Scratches versus dents

Scratches are the lesser of the two evils, whether they're deep scored or a series of light grazes. They are also easier to rectify than dents, which tend to be more complex and can be a complete pain to sort. But if you know what you're doing, you can have your car back to its best in no time - and avoid making a car insurance claim.

Sort out the scratch

With the right equipment and a bit of patience you can remove that scratch in no time with a DIY approach. * Locate the problem: What the scratch looks like will depend on how it happened: a kid's bike going too close will get you a lengthy scratch but hopefully won't remove too much paint. If you can see bare metal, the repair job's going to take a bit more work. * Equipment: To repair a scratch you'll need some good quality polish, paintwork restorer, the smallest brush you can get hold of (go to an artist's shop), very fine grit paper and the right paint stick for your car. Better yet, you can get a complete touch-up kit from good accessory shops, which have primers and lacquers as well. * The light scratch: Make sure the area is clean and free, particularly from paint flakes. Light scratching can be sorted by patient use of the paint restorer, which removes a microscopic layer. This is the best approach, but cover as little area as possible and be sure to wax it afterwards to protect the paint - otherwise it will fade! * The big scratch: These will need to be painted, so use your tiny brush and once again - be patient. Build up layers of paint rather than doing it all at once: remember you have your paint restorer so you can take off any excess. Once you're happy with the filling, let it dry properly then go back and use the finest grit paper you can find to smooth it off before polishing.

Deal with that dent

A dent doesn't always require a qualified panel beater. Here are some top tips to rid your car of that dent. * Size: How you fix the dent depends on how large it is and where on the car it's occurred. The dent may be bigger than you first thought so check the area carefully. * Easy to reach: To sort dents of all sizes, try and get to the back of the damaged panel - it's much easier that way. Then it's simply a matter of tapping the dent out from the rear. Use a suitably sized hammer but make sure you put cushioning between the hammer and the panel - soft woods are best. Go slowly and work from the centre of the dent. * Hard to reach: If you can't get to the back of the panel, you'll need a dent puller. There are various sizes available, either to buy from accessory shops or you can hire larger ones from plant hire firms.
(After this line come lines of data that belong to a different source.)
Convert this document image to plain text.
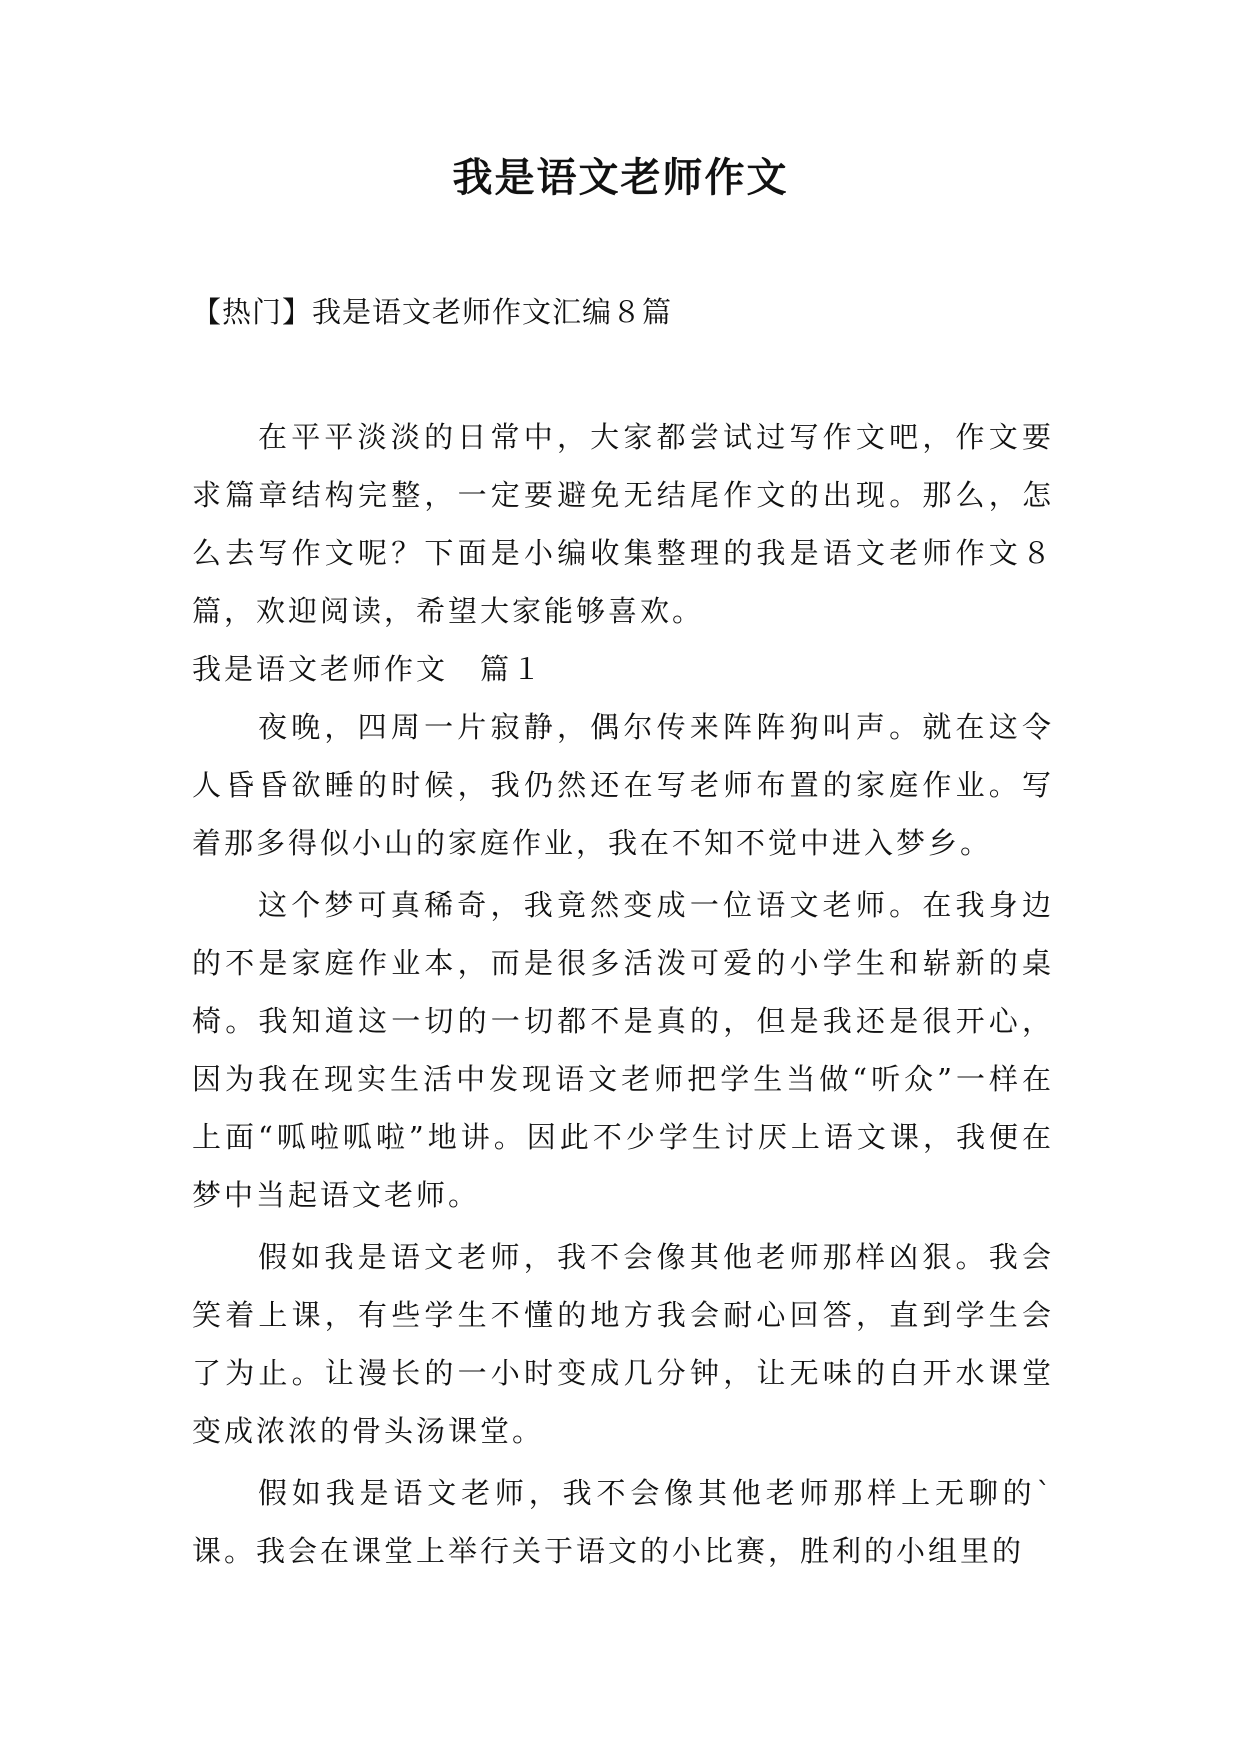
我是语文老师作文
【热门】我是语文老师作文汇编８篇

在平平淡淡的日常中，大家都尝试过写作文吧，作文要求篇章结构完整，一定要避免无结尾作文的出现。那么，怎么去写作文呢？下面是小编收集整理的我是语文老师作文８篇，欢迎阅读，希望大家能够喜欢。

我是语文老师作文　篇１

夜晚，四周一片寂静，偶尔传来阵阵狗叫声。就在这令人昏昏欲睡的时候，我仍然还在写老师布置的家庭作业。写着那多得似小山的家庭作业，我在不知不觉中进入梦乡。

这个梦可真稀奇，我竟然变成一位语文老师。在我身边的不是家庭作业本，而是很多活泼可爱的小学生和崭新的桌椅。我知道这一切的一切都不是真的，但是我还是很开心，因为我在现实生活中发现语文老师把学生当做“听众”一样在上面“呱啦呱啦”地讲。因此不少学生讨厌上语文课，我便在梦中当起语文老师。

假如我是语文老师，我不会像其他老师那样凶狠。我会笑着上课，有些学生不懂的地方我会耐心回答，直到学生会了为止。让漫长的一小时变成几分钟，让无味的白开水课堂变成浓浓的骨头汤课堂。

假如我是语文老师，我不会像其他老师那样上无聊的`课。我会在课堂上举行关于语文的小比赛，胜利的小组里的
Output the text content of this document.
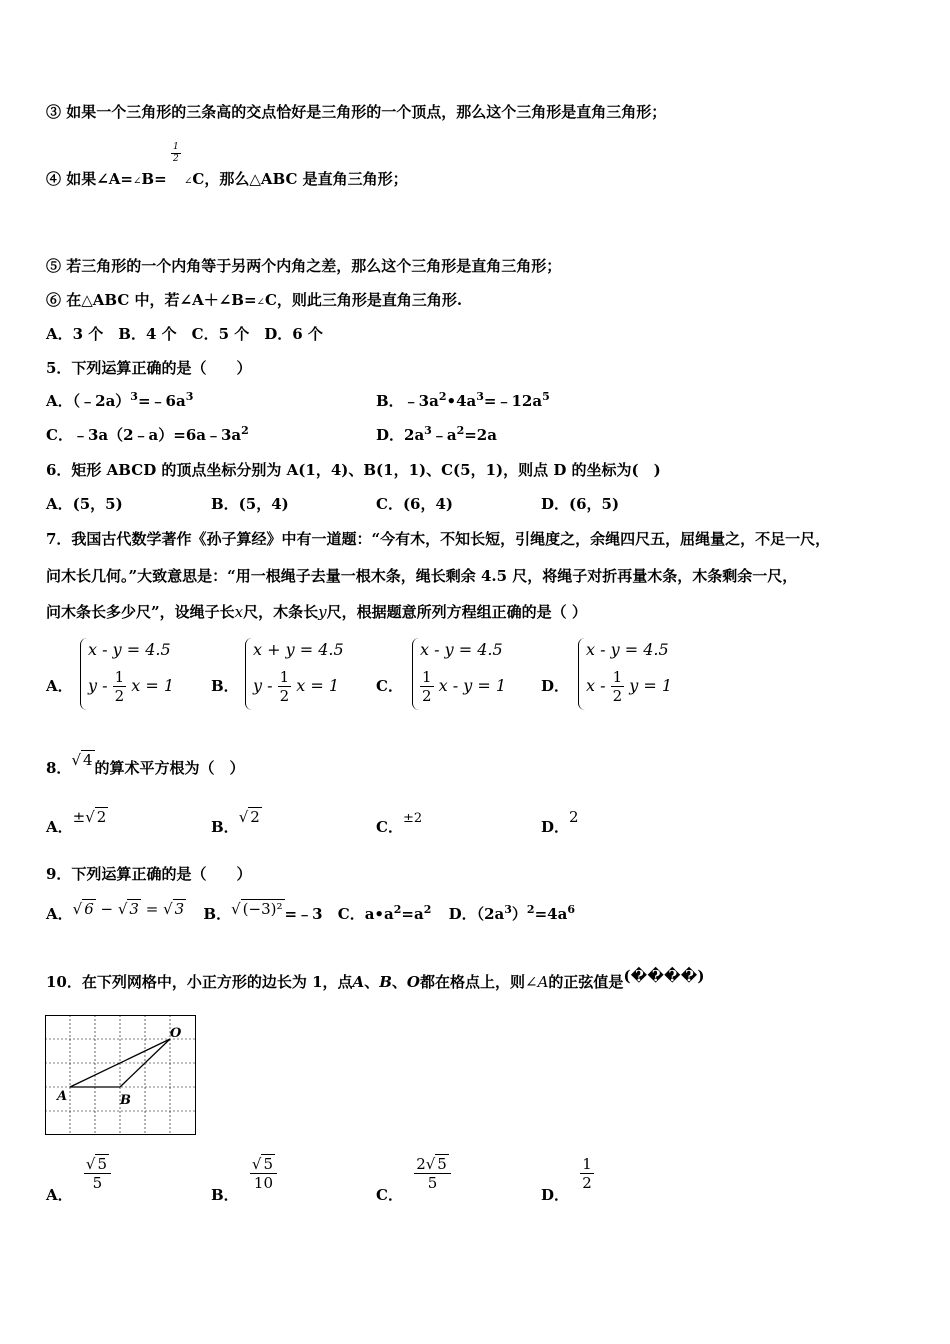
③ 如果一个三角形的三条高的交点恰好是三角形的一个顶点，那么这个三角形是直角三角形；
④ 如果∠A=∠B=
$\frac{1}{2}$
∠C，那么△ABC 是直角三角形；
⑤ 若三角形的一个内角等于另两个内角之差，那么这个三角形是直角三角形；
⑥ 在△ABC 中，若∠A＋∠B=∠C，则此三角形是直角三角形.
A．3 个　B．4 个　C．5 个　D．6 个
5．下列运算正确的是（　　）
A．$(﹣2a)^3=﹣6a^3$	B．$﹣3a^2•4a^3=﹣12a^5$
C．$﹣3a(2﹣a)=6a﹣3a^2$	D．$2a^3﹣a^2=2a$
6．矩形 ABCD 的顶点坐标分别为 A(1，4)、B(1，1)、C(5，1)，则点 D 的坐标为(　)
A．(5，5)	B．(5，4)	C．(6，4)	D．(6，5)
7．我国古代数学著作《孙子算经》中有一道题：“今有木，不知长短，引绳度之，余绳四尺五，屈绳量之，不足一尺，
问木长几何。”大致意思是：“用一根绳子去量一根木条，绳长剩余 4.5 尺，将绳子对折再量木条，木条剩余一尺，
问木条长多少尺”，设绳子长x尺，木条长y尺，根据题意所列方程组正确的是（ ）
A．
x - y = 4.5
y - $\frac{1}{2}$ x = 1 B．
x + y = 4.5
y - $\frac{1}{2}$ x = 1 C．
x - y = 4.5
$\frac{1}{2}$ x - y = 1 D．
x - y = 4.5
x - $\frac{1}{2}$ y = 1
8．√ 4 的算术平方根为（　）
A．±√ 2
B．√ 2
C．±2	D．2
9．下列运算正确的是（　　）
A．√ 6 − √ 3 = √ 3 B．√ (−3)² =﹣3 C．$a•a^2=a^2$ D．$(2a^3)^2=4a^6$
10．在下列网格中，小正方形的边长为 1，点A、B、O都在格点上，则∠A的正弦值是(����)
O
A	B
A．
$\frac{√ 5}{5}$
B．
$\frac{√ 5}{10}$
C．
$\frac{2√ 5}{5}$
D．
$\frac{1}{2}$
The dent puller needs to be roughly the same size or bigger than the dent you're pulling, or it won't work. * Clean the damaged area to ensure good contact, then apply the suckers to the bodywork. If you have good contact, start pulling - you'll be surprised at how much force is required. * Seek expert advice: A mix of delicacy and patience is required to achieve good results when dealing with a dent, but if the job looks beyond your expertise, seek advice. It may avoid you having to claim car insurance for a new panel.